2. Alcances de lo común


     La pregunta crucial ha quedado pendiente con cierta dosis de dramatismo: ¿Hasta dónde puede llegar lo común, lo público, que ahora ha sido elevado a un rango previo y superior a lo privado? La pregunta es del todo similar a otra que se ha repetido a lo largo de los últimos siglos desde el nacimiento del Estado moderno occidental. ¿Cuáles son los parámetros del accionar del Estado? ¿Quién podrá decir “basta” cuando un gobernante quiera convertir a toda propiedad y a todo derecho individual en parte de la cosa pública? En definitiva, ¿cuál es el límite entre autoridad y libertad?

     Esta fue la gran preocupación de todos los pensadores del siglo XVII y XVIII pero sobre todo del siglo XIX. En los primeros siglos se atacaba la arbitrariedad de los monarcas y su poder omnímodo. En el XIX se temía por las consecuencias de la Revolución Francesa, y sobre todo, por la suerte del hijo dilecto del siglo de las luces, el Estado  liberal, que aparecía amenazado por su hermano bastardo, la democracia universal y los socialismos.

     Su preocupación era legítima.

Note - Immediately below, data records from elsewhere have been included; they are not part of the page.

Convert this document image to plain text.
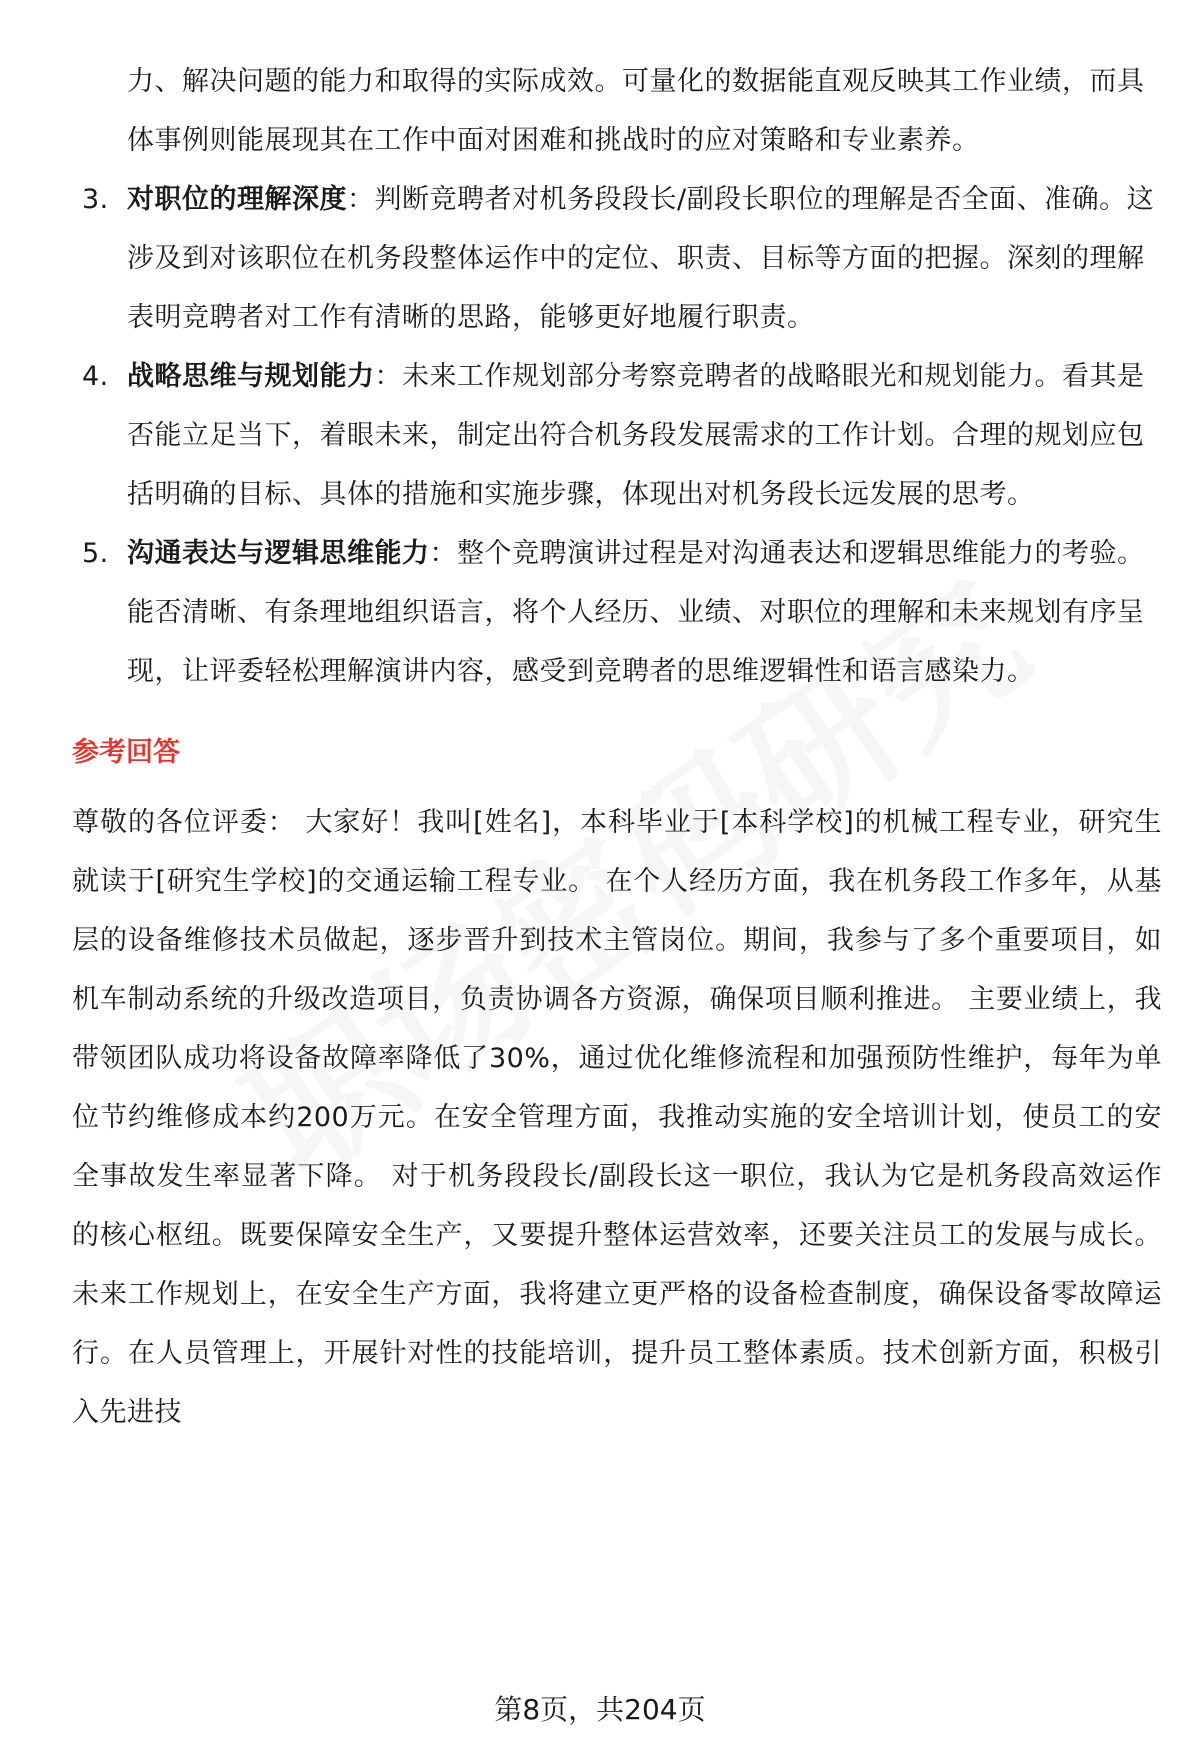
力、解决问题的能力和取得的实际成效。可量化的数据能直观反映其工作业绩，而具体事例则能展现其在工作中面对困难和挑战时的应对策略和专业素养。
3. 对职位的理解深度：判断竞聘者对机务段段长/副段长职位的理解是否全面、准确。这涉及到对该职位在机务段整体运作中的定位、职责、目标等方面的把握。深刻的理解表明竞聘者对工作有清晰的思路，能够更好地履行职责。
4. 战略思维与规划能力：未来工作规划部分考察竞聘者的战略眼光和规划能力。看其是否能立足当下，着眼未来，制定出符合机务段发展需求的工作计划。合理的规划应包括明确的目标、具体的措施和实施步骤，体现出对机务段长远发展的思考。
5. 沟通表达与逻辑思维能力：整个竞聘演讲过程是对沟通表达和逻辑思维能力的考验。能否清晰、有条理地组织语言，将个人经历、业绩、对职位的理解和未来规划有序呈现，让评委轻松理解演讲内容，感受到竞聘者的思维逻辑性和语言感染力。
参考回答
尊敬的各位评委： 大家好！我叫[姓名]，本科毕业于[本科学校]的机械工程专业，研究生就读于[研究生学校]的交通运输工程专业。 在个人经历方面，我在机务段工作多年，从基层的设备维修技术员做起，逐步晋升到技术主管岗位。期间，我参与了多个重要项目，如机车制动系统的升级改造项目，负责协调各方资源，确保项目顺利推进。 主要业绩上，我带领团队成功将设备故障率降低了30%，通过优化维修流程和加强预防性维护，每年为单位节约维修成本约200万元。在安全管理方面，我推动实施的安全培训计划，使员工的安全事故发生率显著下降。 对于机务段段长/副段长这一职位，我认为它是机务段高效运作的核心枢纽。既要保障安全生产，又要提升整体运营效率，还要关注员工的发展与成长。 未来工作规划上，在安全生产方面，我将建立更严格的设备检查制度，确保设备零故障运行。在人员管理上，开展针对性的技能培训，提升员工整体素质。技术创新方面，积极引入先进技
第8页，共204页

Si los parámetros son dados por un gobierno de una mayoría descontrolada, produce efectos catastróficos para la comunidad, y para esa misma mayoría. Es la tiranía de la mayoría que tanto atemorizaba John Stuart Mill o el despotismo que vislumbraba Alexis de Tocqueville en el horizonte de la corriente igualitaria. En atención a esos desbordes, muchos autores redoblaron la apuesta y abogaron por sistemas políticos aún más rígidos, subordinados a estructuras de derecho comunes tanto para gobernantes como gobernados. Todo para contrarrestar los posibles desmanes del poder.

     No debemos olvidar que en el siglo XIX ya se habían establecido las bases individualistas en el pensamiento y en las estructuras de la modernidad. El ethos de la racionalidad, por su parte, creaba una expectativa generalizada en el desarrollo de la ciencia y de la técnica, como factores determinantes para que el individuo ya no necesitara ningún basamento comunitario para alcanzar su desarrollo personal. La cuestión entonces era asegurar el mayor grado de libertad individual posible en contra de todas las limitaciones que pudieran sobrevenir desde lo público.

     En el XIX también se sumó a la concepción liberal -con su idea estricta de un Estado sólo garante de los derechos individuales, una nueva corriente de pensamiento que pretendía una subordinación de la política a las nuevas ciencias que florecían con fuerza y autonomía. Estas corrientes propugnaban un Estado con un rol más activo, capaz de impulsar las reformas y los proyectos de desarrollo que surgían de estas nuevas ciencias: la Economía, el Derecho, la Sociología, la Psicología, la Biología...

     Hoy, el ethos de la modernidad ha sido defraudado. La cultura contemporánea ha sufrido demasiadas crisis como para continuar creyendo en el ideal iluminista del progreso sostenido. Ni el espíritu mecanicista del XVIII ni la visión organicista del XIX. Los hombres posmodernos guardamos en nuestra maleta de viajeros de la historia las terribles contradicciones e injusticias que produjeron aquellos movimientos. Ya le sumamos a Newton lo que dijo Einstein, a Adam Smith lo que denunció Leon XIII en su encíclica Rerum Novarurm, a Rousseau lo que hizo Hitler y a Marx lo que hicieron los Khmer Rouge en Camboya o los comunistas en la Unión Soviética.

     Toda la cultura se ha transformado, toda la realidad se ha transformado y sin embargo los criterios para definir lo público siguen atados a los paradigmas de aquellos siglos, a sus expectativas y a sus temores. Para continuar con la metáfora “somos viajeros del siglo XXI con un mapa político del siglo XIX”.